The TUC, the organisation that campaigns on behalf of over 50 trade unions operating in England and Wales, has carried out an annual survey with health and safety representatives from across its members and have collated the information in a report, which will be released within the coming weeks.

Over 1,000 health and safety representatives took part in the survey and the figures suggest that 16% of these are worried about high working temperatures.

This follows on from an earlier survey which found that 94% of teachers, college management personnel, and health and safety representatives claimed to have worked in dangerously high temperatures during the summer months.

The most recent survey found that high temperatures were a definite issue in the education sector, local and central government and in the manufacturing industry.

Those working in buildings constructed after the war, which typically comprise of many glass components, without a functioning air conditioning system, struggled most with workplace heat.

The Workplace (Health, Safety and Welfare) Regulations advise that the temperature of a workplace environment should be ‘reasonable’ but state no maximum level. However, according to TUC, individuals work best in temperatures of between 18C and 24C.

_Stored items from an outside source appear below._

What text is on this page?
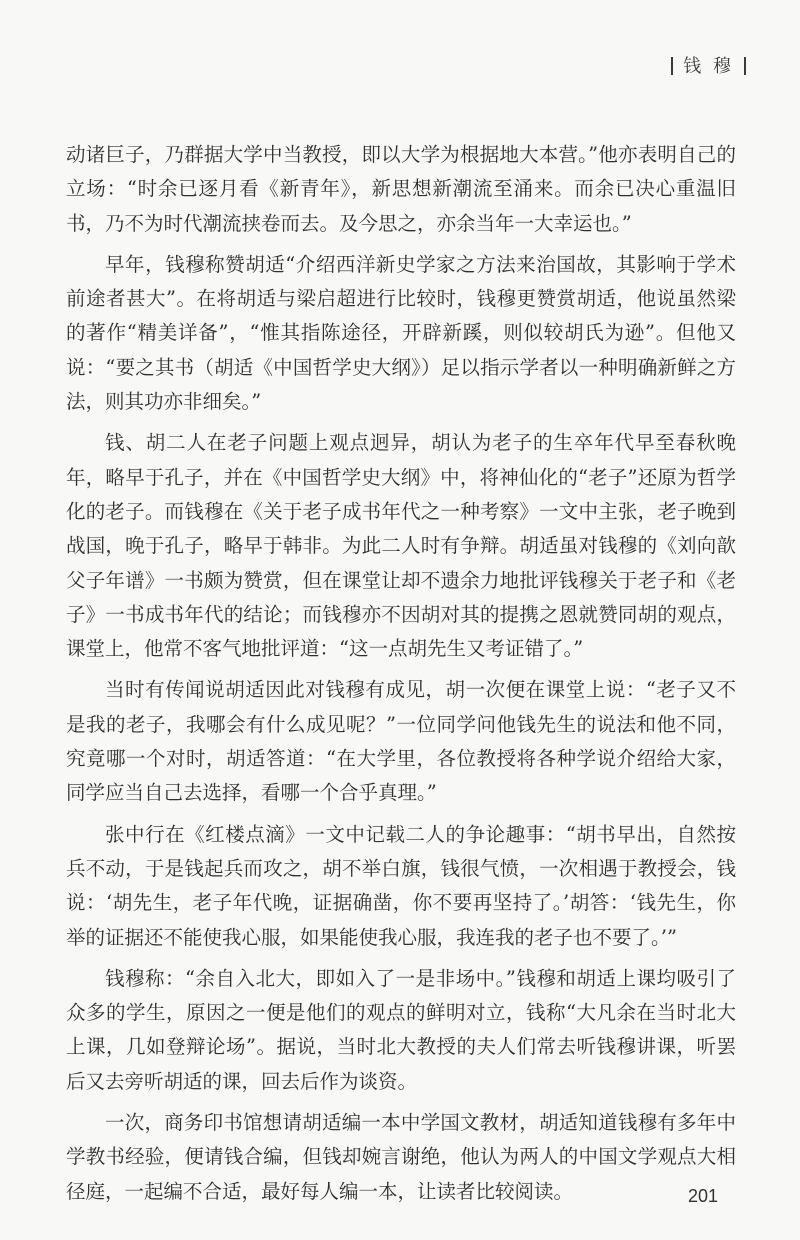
钱 穆

动诸巨子，乃群据大学中当教授，即以大学为根据地大本营。”他亦表明自己的立场：“时余已逐月看《新青年》，新思想新潮流至涌来。而余已决心重温旧书，乃不为时代潮流挟卷而去。及今思之，亦余当年一大幸运也。”

早年，钱穆称赞胡适“介绍西洋新史学家之方法来治国故，其影响于学术前途者甚大”。在将胡适与梁启超进行比较时，钱穆更赞赏胡适，他说虽然梁的著作“精美详备”，“惟其指陈途径，开辟新蹊，则似较胡氏为逊”。但他又说：“要之其书（胡适《中国哲学史大纲》）足以指示学者以一种明确新鲜之方法，则其功亦非细矣。”

钱、胡二人在老子问题上观点迥异，胡认为老子的生卒年代早至春秋晚年，略早于孔子，并在《中国哲学史大纲》中，将神仙化的“老子”还原为哲学化的老子。而钱穆在《关于老子成书年代之一种考察》一文中主张，老子晚到战国，晚于孔子，略早于韩非。为此二人时有争辩。胡适虽对钱穆的《刘向歆父子年谱》一书颇为赞赏，但在课堂让却不遗余力地批评钱穆关于老子和《老子》一书成书年代的结论；而钱穆亦不因胡对其的提携之恩就赞同胡的观点，课堂上，他常不客气地批评道：“这一点胡先生又考证错了。”

当时有传闻说胡适因此对钱穆有成见，胡一次便在课堂上说：“老子又不是我的老子，我哪会有什么成见呢？”一位同学问他钱先生的说法和他不同，究竟哪一个对时，胡适答道：“在大学里，各位教授将各种学说介绍给大家，同学应当自己去选择，看哪一个合乎真理。”

张中行在《红楼点滴》一文中记载二人的争论趣事：“胡书早出，自然按兵不动，于是钱起兵而攻之，胡不举白旗，钱很气愤，一次相遇于教授会，钱说：‘胡先生，老子年代晚，证据确凿，你不要再坚持了。’胡答：‘钱先生，你举的证据还不能使我心服，如果能使我心服，我连我的老子也不要了。’”

钱穆称：“余自入北大，即如入了一是非场中。”钱穆和胡适上课均吸引了众多的学生，原因之一便是他们的观点的鲜明对立，钱称“大凡余在当时北大上课，几如登辩论场”。据说，当时北大教授的夫人们常去听钱穆讲课，听罢后又去旁听胡适的课，回去后作为谈资。

一次，商务印书馆想请胡适编一本中学国文教材，胡适知道钱穆有多年中学教书经验，便请钱合编，但钱却婉言谢绝，他认为两人的中国文学观点大相径庭，一起编不合适，最好每人编一本，让读者比较阅读。	201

The TUC has compiled a number of measures to prevent temperatures in the workplace going over the accepted safe level, including:

  • The installation of an up-to-date air conditioning system
  • The installation of fans and ventilation
  • The relaxation of workplace dress codes
  • Redesigning the working area to address any issues, such as windows
  • Relax working hours to allow staff to work at times outside of peak temperatures

The TUC is now calling on the Health and Safety Executive (HSE) and local and central government to implement regulations that control the maximum working temperature a worker can be expected to work in.